The Most Dangerous Game (1932)
“He talks of wine and women as a prelude to the hunt. We barbarians know that it is after the chase, and then only, that man revels. You know the saying of the Ogandi chieftains: "Hunt first the enemy, then the woman." It is the natural instinct. The blood is quickened by the kill. One passion builds upon another. Kill, then love! When you have known that, you have known ecstasy."
The concept of hunting people for sport is hardly a new cinematic idea. Over the years there have been numerous movies that have explored the subject. A Game of Death (1945) Run for the Sun (1954) and Surviving the Game (1994) to name but a few. However back in 1932, this was a bold plot device. Cinema was still a relatively unregulated industry (the Motion Picture Production Code didn’t start being enforced until 1934) and as a result was under increasing scrutiny for its increasingly salacious tendencies. However, such issues did not dissuade producers Merian C. Cooper and Ernest Schoedsack who were quick to see the potential of Richard Connell’s short story "The Hounds of Zaroff". It offered an opportunity to examine the “sin of Cain” with its plot about a reclusive Russian aristocrat who hunted men for pleasure on a private Caribbean island. And then there was scope to explore some of the more “adult” elements of the story (as the above quote alludes to).

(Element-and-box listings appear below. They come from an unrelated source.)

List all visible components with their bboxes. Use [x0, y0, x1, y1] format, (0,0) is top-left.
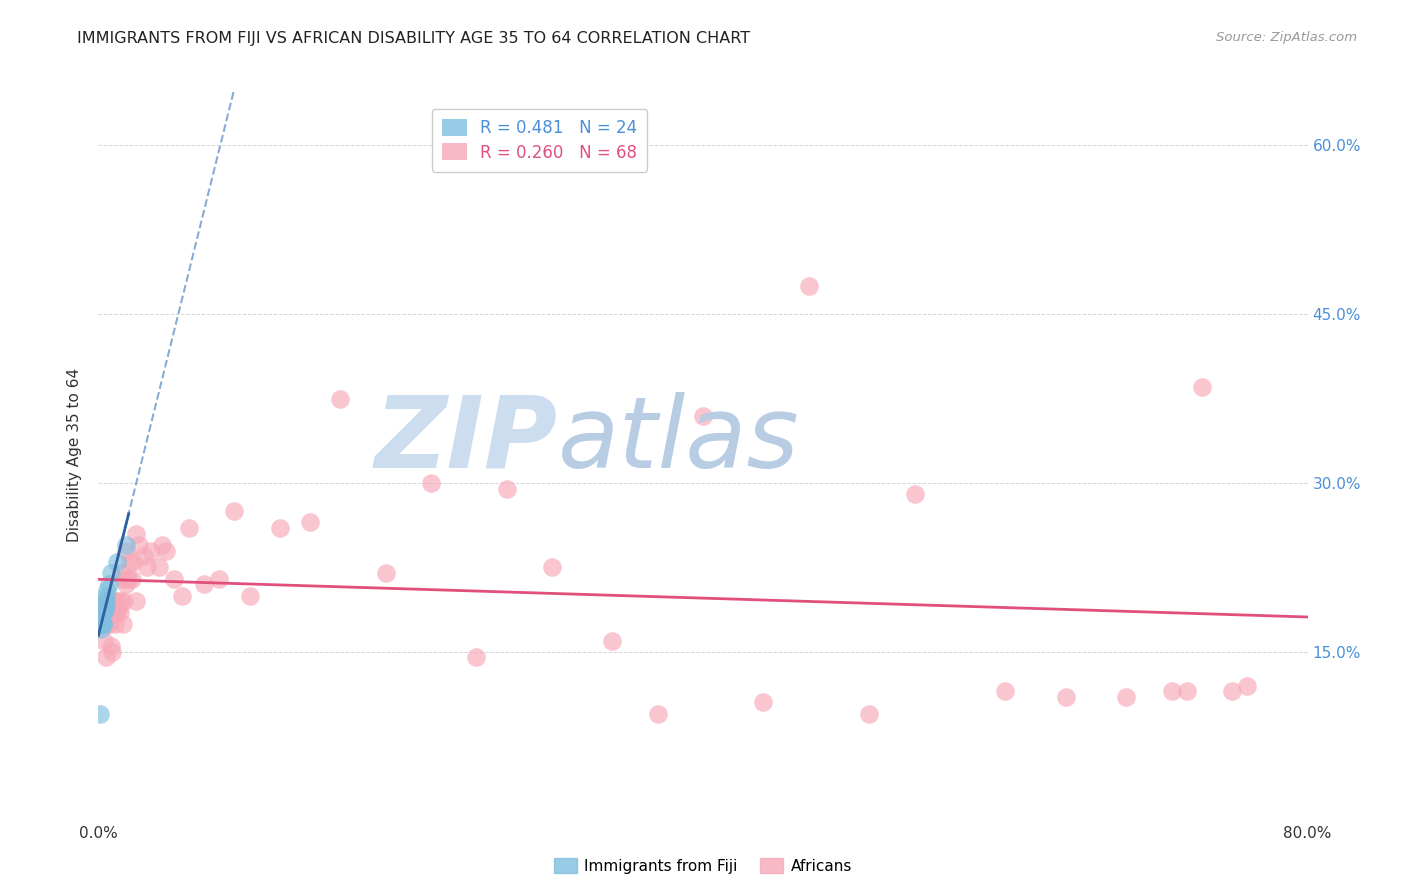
Point	[98, 577, 121, 591]
Point	[111, 616, 134, 631]
Point	[90, 623, 112, 637]
Point	[150, 538, 173, 552]
Point	[148, 560, 170, 574]
Point	[1160, 684, 1182, 698]
Point	[111, 572, 134, 586]
Point	[128, 538, 150, 552]
Point	[96, 582, 118, 597]
Point	[239, 589, 262, 603]
Point	[752, 696, 775, 710]
Point	[299, 516, 322, 530]
Legend: Immigrants from Fiji, Africans: Immigrants from Fiji, Africans	[547, 852, 859, 880]
Point	[96, 616, 118, 631]
Point	[163, 572, 186, 586]
Point	[1236, 679, 1258, 693]
Point	[692, 409, 714, 423]
Point	[540, 560, 562, 574]
Point	[105, 594, 128, 608]
Point	[115, 572, 138, 586]
Point	[122, 555, 145, 569]
Point	[114, 577, 136, 591]
Point	[994, 684, 1017, 698]
Point	[1191, 380, 1213, 394]
Point	[125, 594, 148, 608]
Point	[193, 577, 215, 591]
Legend: R = 0.481   N = 24, R = 0.260   N = 68: R = 0.481 N = 24, R = 0.260 N = 68	[432, 109, 648, 171]
Point	[495, 482, 517, 496]
Point	[90, 599, 112, 614]
Point	[155, 543, 177, 558]
Point	[112, 594, 135, 608]
Point	[1220, 684, 1243, 698]
Point	[858, 706, 880, 721]
Point	[90, 611, 112, 625]
Point	[110, 566, 132, 580]
Point	[91, 606, 114, 620]
Point	[103, 606, 125, 620]
Point	[108, 606, 131, 620]
Point	[93, 594, 115, 608]
Point	[132, 549, 155, 564]
Point	[1175, 684, 1198, 698]
Text: atlas: atlas	[558, 392, 800, 489]
Point	[100, 566, 122, 580]
Point	[107, 599, 129, 614]
Point	[104, 616, 127, 631]
Point	[103, 594, 125, 608]
Text: Source: ZipAtlas.com: Source: ZipAtlas.com	[1216, 31, 1357, 45]
Point	[904, 487, 927, 501]
Point	[120, 555, 142, 569]
Point	[170, 589, 193, 603]
Point	[114, 538, 136, 552]
Point	[125, 526, 148, 541]
Point	[269, 521, 291, 535]
Text: ZIP: ZIP	[375, 392, 558, 489]
Point	[96, 599, 118, 614]
Point	[93, 606, 115, 620]
Y-axis label: Disability Age 35 to 64: Disability Age 35 to 64	[67, 368, 83, 542]
Point	[91, 616, 114, 631]
Point	[89, 606, 111, 620]
Point	[91, 616, 114, 631]
Point	[121, 572, 143, 586]
Point	[94, 589, 117, 603]
Point	[93, 633, 115, 648]
Point	[105, 606, 128, 620]
Point	[91, 606, 114, 620]
Point	[89, 616, 111, 631]
Point	[465, 650, 488, 665]
Point	[98, 616, 121, 631]
Point	[224, 504, 246, 518]
Point	[100, 606, 122, 620]
Point	[90, 616, 112, 631]
Point	[94, 650, 117, 665]
Point	[94, 594, 117, 608]
Point	[797, 279, 820, 293]
Point	[89, 706, 111, 721]
Point	[93, 599, 115, 614]
Point	[93, 598, 115, 612]
Point	[374, 566, 396, 580]
Point	[114, 543, 136, 558]
Point	[110, 594, 132, 608]
Point	[420, 476, 443, 491]
Point	[94, 599, 117, 614]
Point	[141, 543, 163, 558]
Point	[602, 633, 624, 648]
Point	[105, 555, 128, 569]
Point	[208, 572, 231, 586]
Point	[329, 392, 352, 406]
Text: IMMIGRANTS FROM FIJI VS AFRICAN DISABILITY AGE 35 TO 64 CORRELATION CHART: IMMIGRANTS FROM FIJI VS AFRICAN DISABILI…	[77, 31, 751, 46]
Point	[118, 572, 141, 586]
Point	[135, 560, 157, 574]
Point	[179, 521, 201, 535]
Point	[94, 599, 117, 614]
Point	[647, 706, 669, 721]
Point	[1115, 690, 1137, 704]
Point	[100, 639, 122, 653]
Point	[1054, 690, 1077, 704]
Point	[91, 606, 114, 620]
Point	[101, 645, 124, 659]
Point	[91, 602, 114, 616]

The Most Dangerous Game was shot on the existing sets of King Kong (1933) thus giving the film a lush tropical environment without the inconvenience of a location shoot. The movie is also a surprisingly adult undertaking for the times with some very subtle themes about sexuality and the predatory nature of man. The cast is strong with Joel McCrea, (Bob Rainsford) Fay Wray, (Eve Trowbridge) and Leslie Banks (Count Zaroff). It should be noted that the acting style of the times was a lot more theatrical than it is today. However, this does not diminish the tone of the film or its brooding atmosphere. The cinematography is very innovative, featuring overhead tracking shots, often during action sequences. The use of the “close-up” was also a very novel device in 1932 and later became an integral tool in Italian and particularly Japanese cinema. Max Steiner's score is clever and compliments the film immensely.

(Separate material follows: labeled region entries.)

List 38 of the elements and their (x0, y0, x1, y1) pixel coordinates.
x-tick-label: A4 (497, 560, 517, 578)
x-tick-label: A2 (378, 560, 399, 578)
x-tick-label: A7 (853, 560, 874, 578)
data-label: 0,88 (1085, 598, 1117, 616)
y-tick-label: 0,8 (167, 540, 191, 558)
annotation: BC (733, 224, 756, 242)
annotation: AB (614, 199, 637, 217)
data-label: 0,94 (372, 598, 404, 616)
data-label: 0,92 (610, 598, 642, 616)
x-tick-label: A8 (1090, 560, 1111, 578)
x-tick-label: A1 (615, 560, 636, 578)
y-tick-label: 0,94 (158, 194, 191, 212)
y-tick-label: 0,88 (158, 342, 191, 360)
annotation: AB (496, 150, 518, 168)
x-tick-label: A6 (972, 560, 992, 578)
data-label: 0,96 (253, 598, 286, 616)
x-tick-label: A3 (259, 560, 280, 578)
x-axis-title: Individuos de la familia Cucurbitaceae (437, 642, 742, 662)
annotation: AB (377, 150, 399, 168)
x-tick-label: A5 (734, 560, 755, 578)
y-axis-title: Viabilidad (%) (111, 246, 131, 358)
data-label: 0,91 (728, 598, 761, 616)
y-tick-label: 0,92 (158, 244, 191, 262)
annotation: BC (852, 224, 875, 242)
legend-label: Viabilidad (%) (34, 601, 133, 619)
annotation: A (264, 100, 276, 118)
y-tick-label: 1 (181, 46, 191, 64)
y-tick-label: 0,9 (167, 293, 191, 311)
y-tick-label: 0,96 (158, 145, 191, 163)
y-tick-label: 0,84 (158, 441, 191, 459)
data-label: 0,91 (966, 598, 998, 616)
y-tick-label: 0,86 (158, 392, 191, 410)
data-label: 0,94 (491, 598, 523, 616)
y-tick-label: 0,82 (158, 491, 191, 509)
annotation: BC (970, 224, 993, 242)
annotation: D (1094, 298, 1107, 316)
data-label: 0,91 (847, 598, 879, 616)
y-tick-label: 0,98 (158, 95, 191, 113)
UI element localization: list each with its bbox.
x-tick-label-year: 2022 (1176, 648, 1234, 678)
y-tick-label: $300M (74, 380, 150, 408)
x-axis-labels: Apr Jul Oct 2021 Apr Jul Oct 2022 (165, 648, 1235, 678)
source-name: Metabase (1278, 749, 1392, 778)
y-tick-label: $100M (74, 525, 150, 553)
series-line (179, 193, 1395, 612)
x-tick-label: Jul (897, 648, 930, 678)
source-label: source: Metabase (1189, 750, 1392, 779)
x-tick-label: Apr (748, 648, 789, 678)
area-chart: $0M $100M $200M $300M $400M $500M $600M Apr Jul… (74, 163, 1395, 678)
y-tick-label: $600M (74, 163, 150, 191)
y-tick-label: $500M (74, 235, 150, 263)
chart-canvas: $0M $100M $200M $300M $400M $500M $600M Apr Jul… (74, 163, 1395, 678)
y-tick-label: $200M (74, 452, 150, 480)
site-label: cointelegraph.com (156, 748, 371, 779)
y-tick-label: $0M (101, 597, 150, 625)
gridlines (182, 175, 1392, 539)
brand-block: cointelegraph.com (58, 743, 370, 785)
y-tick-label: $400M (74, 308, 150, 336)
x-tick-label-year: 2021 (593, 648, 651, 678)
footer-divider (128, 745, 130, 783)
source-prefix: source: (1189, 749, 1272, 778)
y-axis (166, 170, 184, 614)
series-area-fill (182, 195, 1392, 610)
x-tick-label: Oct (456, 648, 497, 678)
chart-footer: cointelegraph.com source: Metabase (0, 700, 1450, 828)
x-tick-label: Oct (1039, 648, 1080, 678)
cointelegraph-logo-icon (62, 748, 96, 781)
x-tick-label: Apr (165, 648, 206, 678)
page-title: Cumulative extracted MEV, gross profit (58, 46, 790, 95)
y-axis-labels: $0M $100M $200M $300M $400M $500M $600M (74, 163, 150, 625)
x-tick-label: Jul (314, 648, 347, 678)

The Most Dangerous Game is a grim film featuring an impaling, severed heads in jars and undercurrent of sexual menace. Do not be fooled by the quaint early thirties idioms and style, this is very much adult material. The Most Dangerous Game has a nasty streak running through its relatively short hour plus running time and is all the better for it. As a study of the baser aspects of human nature it has not dated and still makes a pertinent statement. It also showcases some early examples of special effects techniques such as matte paintings, foreground miniatures and travelling mattes. Contextually these are very good. This was a cutting-edge film upon its original release. The Most Dangerous Game is therefore required viewing for any scholar of cinema. It succinctly illustrates that sex and violence are by no means a modern cinematic invention and have been an integral part of film making since the birth of the industry.